Google DeepMind Sets Ambitious Goals with New AI Team to Simulate the Physical World
2 days ago
3 min read
0
2
0
Google is embarking on a groundbreaking endeavor to develop advanced AI models capable of simulating the physical world. This initiative will be spearheaded by Tim Brooks, a prominent figure who previously co-led OpenAI’s video generator, Sora, before joining Google DeepMind in October. Brooks announced his role and the new team’s mission in a recent post on X, signaling Google’s commitment to advancing generative AI technologies.
Brooks revealed DeepMind’s ambitious plans to create massive generative models that simulate the complexities of the real world. His new team, integrated within DeepMind, is actively recruiting talent to tackle this monumental task. According to job listings shared by Brooks, the team will collaborate closely with Google’s Gemini, Veo, and Genie teams. They aim to address critical challenges and scale AI models to unprecedented computational power.
Google’s Gemini is its flagship AI model suite, excelling in tasks such as image analysis and text generation. Meanwhile, Veo represents Google’s proprietary video generation model, and Genie is Google’s world model designed to simulate games and 3D environments in real-time. The latest Genie model, unveiled in December, showcases the ability to generate diverse and fully playable 3D worlds, pushing the boundaries of interactive media.

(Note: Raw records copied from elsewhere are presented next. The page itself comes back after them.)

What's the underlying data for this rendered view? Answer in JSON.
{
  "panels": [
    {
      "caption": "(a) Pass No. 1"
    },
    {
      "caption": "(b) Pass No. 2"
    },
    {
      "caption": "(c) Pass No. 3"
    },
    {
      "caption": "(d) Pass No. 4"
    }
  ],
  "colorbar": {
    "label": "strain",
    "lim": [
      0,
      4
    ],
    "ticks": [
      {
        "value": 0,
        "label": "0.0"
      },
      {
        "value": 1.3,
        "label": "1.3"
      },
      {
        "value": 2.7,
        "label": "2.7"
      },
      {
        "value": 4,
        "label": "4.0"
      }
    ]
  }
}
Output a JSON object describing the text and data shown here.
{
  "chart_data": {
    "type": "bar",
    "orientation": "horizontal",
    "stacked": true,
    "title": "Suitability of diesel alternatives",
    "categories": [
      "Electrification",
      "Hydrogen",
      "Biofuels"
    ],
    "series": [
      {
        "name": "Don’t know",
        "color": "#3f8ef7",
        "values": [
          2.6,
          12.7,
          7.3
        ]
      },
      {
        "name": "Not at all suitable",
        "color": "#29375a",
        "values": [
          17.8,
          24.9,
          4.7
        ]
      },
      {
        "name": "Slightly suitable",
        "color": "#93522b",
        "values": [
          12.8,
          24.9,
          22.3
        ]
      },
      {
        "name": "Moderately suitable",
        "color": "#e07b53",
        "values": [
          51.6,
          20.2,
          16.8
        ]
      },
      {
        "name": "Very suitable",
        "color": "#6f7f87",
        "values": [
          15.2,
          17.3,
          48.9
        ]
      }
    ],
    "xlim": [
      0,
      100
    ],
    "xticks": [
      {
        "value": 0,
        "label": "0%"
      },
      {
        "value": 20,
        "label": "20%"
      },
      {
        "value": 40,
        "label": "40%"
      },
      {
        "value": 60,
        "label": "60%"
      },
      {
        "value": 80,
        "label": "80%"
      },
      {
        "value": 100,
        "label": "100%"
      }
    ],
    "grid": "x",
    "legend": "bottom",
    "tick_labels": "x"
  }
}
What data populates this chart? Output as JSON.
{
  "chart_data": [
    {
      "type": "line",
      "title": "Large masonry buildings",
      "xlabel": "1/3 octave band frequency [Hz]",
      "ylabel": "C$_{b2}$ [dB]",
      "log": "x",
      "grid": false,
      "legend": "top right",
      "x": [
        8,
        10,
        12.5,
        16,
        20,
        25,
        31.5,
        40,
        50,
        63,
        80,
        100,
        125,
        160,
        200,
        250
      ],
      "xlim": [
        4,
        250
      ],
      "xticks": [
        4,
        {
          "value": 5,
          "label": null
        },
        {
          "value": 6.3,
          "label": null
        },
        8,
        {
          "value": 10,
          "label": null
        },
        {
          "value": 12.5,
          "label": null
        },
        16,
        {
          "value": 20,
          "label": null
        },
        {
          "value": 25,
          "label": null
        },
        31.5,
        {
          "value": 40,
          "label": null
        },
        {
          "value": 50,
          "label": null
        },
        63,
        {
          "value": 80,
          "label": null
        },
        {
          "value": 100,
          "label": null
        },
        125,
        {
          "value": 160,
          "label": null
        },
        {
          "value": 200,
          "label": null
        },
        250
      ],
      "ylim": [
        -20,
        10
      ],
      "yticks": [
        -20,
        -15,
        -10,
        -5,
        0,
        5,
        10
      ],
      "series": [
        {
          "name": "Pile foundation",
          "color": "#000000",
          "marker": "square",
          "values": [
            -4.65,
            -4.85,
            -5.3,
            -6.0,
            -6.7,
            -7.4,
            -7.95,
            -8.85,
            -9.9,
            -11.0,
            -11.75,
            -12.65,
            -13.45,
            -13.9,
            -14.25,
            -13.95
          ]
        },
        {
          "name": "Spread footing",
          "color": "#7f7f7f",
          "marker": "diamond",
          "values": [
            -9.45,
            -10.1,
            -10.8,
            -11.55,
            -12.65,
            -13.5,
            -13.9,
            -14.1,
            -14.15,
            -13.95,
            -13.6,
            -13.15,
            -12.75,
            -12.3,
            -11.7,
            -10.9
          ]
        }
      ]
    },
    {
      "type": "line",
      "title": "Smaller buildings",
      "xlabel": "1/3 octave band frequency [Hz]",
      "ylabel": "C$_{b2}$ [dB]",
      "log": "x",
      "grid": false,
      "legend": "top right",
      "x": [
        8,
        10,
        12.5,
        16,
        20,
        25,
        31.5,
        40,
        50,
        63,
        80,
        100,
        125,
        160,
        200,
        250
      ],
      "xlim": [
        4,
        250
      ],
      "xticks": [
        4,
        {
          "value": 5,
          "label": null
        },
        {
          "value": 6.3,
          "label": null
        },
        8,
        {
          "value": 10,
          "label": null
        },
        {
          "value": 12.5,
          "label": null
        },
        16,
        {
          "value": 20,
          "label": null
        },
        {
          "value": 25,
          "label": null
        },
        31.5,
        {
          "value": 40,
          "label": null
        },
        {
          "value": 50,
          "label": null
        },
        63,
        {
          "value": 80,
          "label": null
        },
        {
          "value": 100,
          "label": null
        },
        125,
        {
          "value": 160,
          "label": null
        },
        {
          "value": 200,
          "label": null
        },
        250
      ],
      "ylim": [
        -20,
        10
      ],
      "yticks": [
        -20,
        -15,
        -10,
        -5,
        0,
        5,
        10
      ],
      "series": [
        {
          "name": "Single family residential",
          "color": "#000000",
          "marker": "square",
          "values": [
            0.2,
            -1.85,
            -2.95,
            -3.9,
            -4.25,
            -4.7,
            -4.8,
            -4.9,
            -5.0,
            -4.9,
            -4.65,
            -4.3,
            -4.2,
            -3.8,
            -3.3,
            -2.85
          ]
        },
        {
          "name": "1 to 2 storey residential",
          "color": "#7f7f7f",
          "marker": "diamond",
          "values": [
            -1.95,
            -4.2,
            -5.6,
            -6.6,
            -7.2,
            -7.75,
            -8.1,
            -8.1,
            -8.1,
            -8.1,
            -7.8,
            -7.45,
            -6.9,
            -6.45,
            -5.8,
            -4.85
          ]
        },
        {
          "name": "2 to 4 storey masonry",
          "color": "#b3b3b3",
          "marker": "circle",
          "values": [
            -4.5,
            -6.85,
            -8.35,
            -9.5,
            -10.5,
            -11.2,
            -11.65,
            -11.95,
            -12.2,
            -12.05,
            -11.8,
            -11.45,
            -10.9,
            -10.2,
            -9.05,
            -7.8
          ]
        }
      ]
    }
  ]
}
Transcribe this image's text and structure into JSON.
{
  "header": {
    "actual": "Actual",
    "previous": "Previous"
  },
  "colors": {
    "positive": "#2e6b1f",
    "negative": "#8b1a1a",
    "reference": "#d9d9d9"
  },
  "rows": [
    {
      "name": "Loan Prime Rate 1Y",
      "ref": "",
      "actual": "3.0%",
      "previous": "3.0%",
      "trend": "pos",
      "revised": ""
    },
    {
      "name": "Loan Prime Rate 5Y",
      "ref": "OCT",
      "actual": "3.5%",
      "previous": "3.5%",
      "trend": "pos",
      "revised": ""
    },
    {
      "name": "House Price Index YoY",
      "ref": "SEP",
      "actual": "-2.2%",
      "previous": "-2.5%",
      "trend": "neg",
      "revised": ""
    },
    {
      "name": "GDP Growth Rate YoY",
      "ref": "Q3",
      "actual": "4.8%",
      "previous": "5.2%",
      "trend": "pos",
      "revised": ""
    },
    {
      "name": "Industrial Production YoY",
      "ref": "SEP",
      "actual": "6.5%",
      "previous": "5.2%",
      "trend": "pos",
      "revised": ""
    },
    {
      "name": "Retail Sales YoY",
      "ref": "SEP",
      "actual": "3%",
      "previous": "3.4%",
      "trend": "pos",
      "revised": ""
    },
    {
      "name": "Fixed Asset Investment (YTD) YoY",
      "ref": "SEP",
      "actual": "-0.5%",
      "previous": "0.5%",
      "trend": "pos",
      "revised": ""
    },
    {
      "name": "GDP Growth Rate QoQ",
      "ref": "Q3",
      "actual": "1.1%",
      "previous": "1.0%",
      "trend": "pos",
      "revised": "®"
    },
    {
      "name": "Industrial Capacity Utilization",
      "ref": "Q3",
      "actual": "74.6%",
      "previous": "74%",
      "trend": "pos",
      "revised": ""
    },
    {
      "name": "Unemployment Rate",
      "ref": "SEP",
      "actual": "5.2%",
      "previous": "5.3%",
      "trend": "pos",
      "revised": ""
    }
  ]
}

Brooks emphasizes the critical role of scaling AI training on video and multimodal data in the journey toward Artificial General Intelligence (AGI). AGI refers to AI systems capable of performing any task a human can, making it a long-standing aspiration in the field. According to Brooks, world models will drive advancements in various domains, including visual reasoning, simulation, planning for embodied agents, and real-time interactive entertainment. His team is tasked with developing tools for real-time interactive generation and exploring the integration of their models with multimodal systems like Gemini.
The potential of world models extends far beyond entertainment. Several tech companies and startups, including Fei-Fei Lee’s World Labs, Israeli upstart Decart, and Odyssey, are racing to innovate. They envision applications ranging from interactive video games and movies to realistic simulation environments for robotic training. However, the advent of world models has raised significant concerns within the creative industry. Game studios like Activision Blizzard have reportedly utilized AI to cut costs, increase productivity, and address staffing challenges, leading to widespread layoffs. A 2024 study commissioned by the Animation Guild predicts that over 100,000 jobs in the U.S. film, television, and animation sectors will be disrupted by AI technologies by 2026.
Despite these concerns, some startups, like Odyssey, have pledged to collaborate with creative professionals rather than replace them. Whether Google will adopt a similar approach remains uncertain, but the implications for the creative and tech industries are profound.
The issue of copyright presents another significant hurdle for world models. Some of these models are reportedly trained on snippets of video game playthroughs, potentially exposing developers to legal risks if unlicensed content is used. Google, which owns YouTube, asserts that it has the right to train its AI models on videos available on its platform under YouTube’s terms of service. However, the company has not clarified which videos it uses for training, leaving questions about copyright compliance.
The world watches closely as Google DeepMind assembles its new team and sets its sights on achieving these ambitious goals. Pursuing generative AI models capable of simulating the physical world represents a technological leap forward. It poses critical ethical, legal, and societal challenges that must be navigated with care.